Lake trout is a freshwater fish and member of the Char family. They are mainly sourced from Northern Lakes in the USA and Canada.
Lake trout caught in Lake Superior's Minnesota waters with set gillnets or trap nets is a "Best Choice." The population is still recovering from historical declines, but overfishing is not occurring. In addition, there are no bycatch concerns.
Lake trout caught in Lake Superior's Wisconsin waters with set gillnets or trap nets is on the "Avoid" list. The population is still recovering, and overfishing may be occurring. In addition, the catch of other species that are in decline or recovery is a serious concern.
All other Seafood Watch-assessed sources of lake trout caught in the Great Lakes are "Good Alternatives." The Lake Huron population is depleted, but rehabilitation efforts are underway.

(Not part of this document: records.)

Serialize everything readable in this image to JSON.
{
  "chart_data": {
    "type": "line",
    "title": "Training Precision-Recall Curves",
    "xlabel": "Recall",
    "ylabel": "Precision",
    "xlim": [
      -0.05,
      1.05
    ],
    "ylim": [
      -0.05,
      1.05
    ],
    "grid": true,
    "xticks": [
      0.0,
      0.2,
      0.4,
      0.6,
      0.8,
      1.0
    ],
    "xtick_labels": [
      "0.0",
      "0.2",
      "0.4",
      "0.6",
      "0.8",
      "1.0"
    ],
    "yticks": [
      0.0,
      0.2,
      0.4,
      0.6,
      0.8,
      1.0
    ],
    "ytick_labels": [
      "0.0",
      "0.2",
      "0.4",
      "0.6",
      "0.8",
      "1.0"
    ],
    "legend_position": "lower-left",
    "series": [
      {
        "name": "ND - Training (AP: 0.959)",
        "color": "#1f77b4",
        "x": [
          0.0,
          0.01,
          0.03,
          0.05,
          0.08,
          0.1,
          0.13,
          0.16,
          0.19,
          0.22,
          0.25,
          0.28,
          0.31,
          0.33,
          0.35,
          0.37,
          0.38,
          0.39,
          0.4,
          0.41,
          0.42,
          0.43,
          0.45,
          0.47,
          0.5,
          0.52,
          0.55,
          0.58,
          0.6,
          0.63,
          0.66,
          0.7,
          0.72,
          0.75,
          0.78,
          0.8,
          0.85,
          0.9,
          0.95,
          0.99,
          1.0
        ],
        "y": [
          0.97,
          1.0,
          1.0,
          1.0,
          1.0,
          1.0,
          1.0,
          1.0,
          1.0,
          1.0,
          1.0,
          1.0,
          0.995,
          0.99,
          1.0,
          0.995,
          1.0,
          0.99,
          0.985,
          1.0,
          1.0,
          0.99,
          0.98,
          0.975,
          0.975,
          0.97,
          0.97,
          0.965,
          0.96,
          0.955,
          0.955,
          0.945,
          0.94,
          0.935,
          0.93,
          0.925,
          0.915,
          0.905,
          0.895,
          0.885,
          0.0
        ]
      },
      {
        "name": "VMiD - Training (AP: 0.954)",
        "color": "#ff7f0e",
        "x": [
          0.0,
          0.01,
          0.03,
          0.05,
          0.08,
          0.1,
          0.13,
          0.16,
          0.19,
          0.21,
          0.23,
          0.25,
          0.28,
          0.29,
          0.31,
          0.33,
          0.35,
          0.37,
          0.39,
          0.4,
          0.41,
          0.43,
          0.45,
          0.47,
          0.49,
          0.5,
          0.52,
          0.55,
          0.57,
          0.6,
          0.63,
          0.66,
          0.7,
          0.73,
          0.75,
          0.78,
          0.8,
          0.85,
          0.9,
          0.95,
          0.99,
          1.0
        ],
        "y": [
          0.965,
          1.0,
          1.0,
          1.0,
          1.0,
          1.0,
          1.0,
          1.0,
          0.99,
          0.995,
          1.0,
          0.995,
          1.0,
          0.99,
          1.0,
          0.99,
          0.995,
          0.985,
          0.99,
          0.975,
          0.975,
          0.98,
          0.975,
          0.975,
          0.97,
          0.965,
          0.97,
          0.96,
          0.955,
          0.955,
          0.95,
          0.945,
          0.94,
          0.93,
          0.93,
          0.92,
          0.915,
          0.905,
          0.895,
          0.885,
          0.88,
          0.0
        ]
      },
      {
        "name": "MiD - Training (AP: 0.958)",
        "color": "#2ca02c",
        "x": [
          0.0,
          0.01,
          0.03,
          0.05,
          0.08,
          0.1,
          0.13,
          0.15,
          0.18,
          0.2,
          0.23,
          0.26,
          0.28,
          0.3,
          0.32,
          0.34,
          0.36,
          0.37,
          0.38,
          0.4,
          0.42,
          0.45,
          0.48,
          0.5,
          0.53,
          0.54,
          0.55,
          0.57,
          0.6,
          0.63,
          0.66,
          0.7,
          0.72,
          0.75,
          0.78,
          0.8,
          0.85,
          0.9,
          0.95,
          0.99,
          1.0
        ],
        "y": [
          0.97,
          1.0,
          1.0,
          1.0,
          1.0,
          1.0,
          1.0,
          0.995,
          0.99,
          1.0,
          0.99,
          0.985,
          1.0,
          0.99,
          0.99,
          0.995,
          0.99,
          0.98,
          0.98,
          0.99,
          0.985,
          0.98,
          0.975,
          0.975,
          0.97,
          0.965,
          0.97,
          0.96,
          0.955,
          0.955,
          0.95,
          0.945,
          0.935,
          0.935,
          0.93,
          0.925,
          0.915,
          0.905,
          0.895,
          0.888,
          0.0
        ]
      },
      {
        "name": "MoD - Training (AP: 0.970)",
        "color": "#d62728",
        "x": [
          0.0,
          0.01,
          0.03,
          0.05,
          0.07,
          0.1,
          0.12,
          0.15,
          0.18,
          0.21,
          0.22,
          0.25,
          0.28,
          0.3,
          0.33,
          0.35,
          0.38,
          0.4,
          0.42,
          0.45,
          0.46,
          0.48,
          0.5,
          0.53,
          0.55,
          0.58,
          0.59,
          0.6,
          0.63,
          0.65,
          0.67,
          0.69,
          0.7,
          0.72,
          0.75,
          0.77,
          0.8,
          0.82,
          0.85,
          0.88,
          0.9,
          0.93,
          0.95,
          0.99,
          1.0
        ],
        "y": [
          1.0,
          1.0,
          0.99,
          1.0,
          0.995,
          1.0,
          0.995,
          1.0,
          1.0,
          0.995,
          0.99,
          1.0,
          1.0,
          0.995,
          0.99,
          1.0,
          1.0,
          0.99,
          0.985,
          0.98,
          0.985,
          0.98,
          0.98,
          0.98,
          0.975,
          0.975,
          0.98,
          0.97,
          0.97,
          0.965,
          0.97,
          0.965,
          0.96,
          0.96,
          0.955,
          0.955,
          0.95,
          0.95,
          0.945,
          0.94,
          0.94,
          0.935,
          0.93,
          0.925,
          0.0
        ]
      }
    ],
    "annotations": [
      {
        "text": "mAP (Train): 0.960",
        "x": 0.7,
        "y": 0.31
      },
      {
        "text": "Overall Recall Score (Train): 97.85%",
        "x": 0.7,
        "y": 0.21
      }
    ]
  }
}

The Lake Michigan population is historically depleted and still heavily maintained through stocking; however, the fisheries are not impeding lake trout’s recovery. In Lake Superior, there's concern about overfishing in Canadian waters due to unlicensed fishing in part of the lake. All fisheries also catch other species that are in recovery and some catch species that are in decline.
The flaky flesh, which can be either pink or ivory in color should be handled in similar ways to salmon. This elegant and versatile ingredient takes well to sous vide, sautée, oven roast and grill applications. Take caution not to mask its flavor with excessive garnishes or sauces.